Here are 5 reasons why changing supervision policies — and most importantly, reducing the number of people on probation and parole in the first place — is more urgent than ever.
#1 Probation and parole funnel people into jails and prisons; we need to reverse this flow to reduce the number of people exposed to the virus in correctional facilities.
- Today, nearly 4.5 million people (1 in 55 U.S. adults) are under correctional control in the community — nearly twice as many as in jail or prison.
- Probation and parole have become catalysts rather than disrupters of incarceration. Nearly half of state prison admissions (45 percent) are due to supervision violations, and more than half of these are for technical violations — such as missing a meeting or failing a drug test — that do not involve a new crime.
- Correctional facilities have become hotbeds for the virus, with the five largest known outbreaks occurring in jails or prisons. Nationwide, the known infection rate for people behind bars is 2.5 times higher than the general population.
#2 Continued supervision unnecessarily risks the health of millions of people — those serving probation or parole terms, community corrections staff, all of their families, and communities at-large.
- The community supervision population disproportionately suffers from the types of pre-existing health conditions that increase fatality rates from COVID-19. People on supervision with hypertension, diabetes, respiratory illnesses, HIV, and many other chronic conditions are medically vulnerable to the virus and higher risk for serious illness or death.
- The majority of people on supervision successfully complete their sentence, and most have been convicted of minor offenses in the first place. In fact, more than three-quarters (78 percent) of the population was convicted of a nonviolent offense and at least 4 in 10 are being supervised for a misdemeanor rather than a felony conviction.
- History has shown that states can safely reduce the supervision population. Between 2007 and 2016, 37 states experienced declines in both supervision and crime rates. Policies that create alternatives to arrest and conviction, reduce supervision terms, and provide opportunities for people to earn time off their sentence should be adopted immediately.
#3 Standard supervision practices are a barrier to success for many people, and eliminating these conditions is good for public health and public safety.
- It can be impossible to comply with many standard supervision practices such as in-person reporting, home visits, frequent drug testing, and stringent work requirements while maintaining social distancing and other public health requirements.
- At the same time, research has shown that excessive supervision rules are not needed for public safety and can be counterproductive by making it difficult for people on probation and parole to keep a job, maintain stable housing, participate in treatment, or fulfill family obligations.

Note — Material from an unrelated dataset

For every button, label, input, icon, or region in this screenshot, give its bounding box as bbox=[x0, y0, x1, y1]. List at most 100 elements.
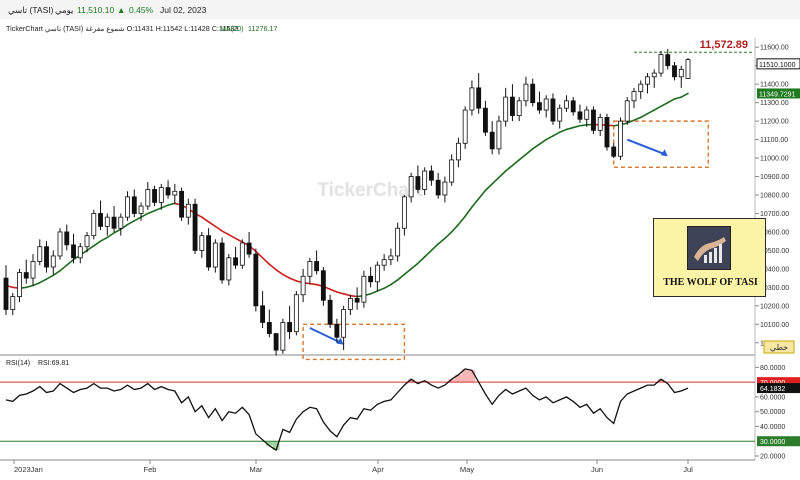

- Much like jails and prisons, community corrections offices are chronically understaffed, making it difficult to adequately sanitize the facilities to prevent viral transmission. In March, a group of leading current and former executives of community supervision agencies recommended limiting office visits for people on parole and probation to avoid travel on public transportation and congregating in waiting rooms where the virus may spread.
#4 Onerous fines and fees exacerbate racial disparities and increase the burden already faced by communities struggling with high unemployment and other economic hardships.
- With monthly supervisions fees ranging from $10 to $150, a person on probation for five years could pay as much as $9,000 in supervision fees alone over the course of their sentence. Supervision fees and related court costs contribute significantly to court-related debt, which disproportionately affects people of color and low-income communities.
- These same communities suffer the most from high rates of correctional control and over-supervision. Black people are about 3.5 times as likely as white people to be on probation or parole and account for nearly one-third of the supervision population even though they make up just 13 percent of the population overall.
- Communities of color have also disproportionately felt the impact of COVID-19. Death rates in New York City have been twice as high for Black people as white people, which the Centers for Disease Control and Prevention attributes to a wide range of factors including health disparities, working conditions, and over-representation in correctional populations.
#5 State and local governments will be facing severe revenue shortfalls, and corrections agencies must be ready for cuts to already stretched thin budgets.
- Taxpayers spend $9.3 billion to imprison people for violations of supervision every year, and nearly $3 billion on prison costs for technical violations alone. As states are forced to find budget savings, eliminating revocations and incarceration for rules violations is an obvious place to start.
- While rates of substance use, misuse, and dependence are two to three times higher for people on probation and parole, fewer than half receive treatment while on supervision. This large treatment gap limits the effectiveness of supervision and scarce budget dollars should be focused on improving access to behavioral health programs.
- With inevitable budget cuts, supervision agencies should eliminate supervision for anyone who is identified as low risk and focus on supporting people who are reintegrating from jail and prison. With record unemployment and an unprecedented job market, supporting these individuals in the community and making sure they have access to safe housing and basic necessities should be the priority for the foreseeable future.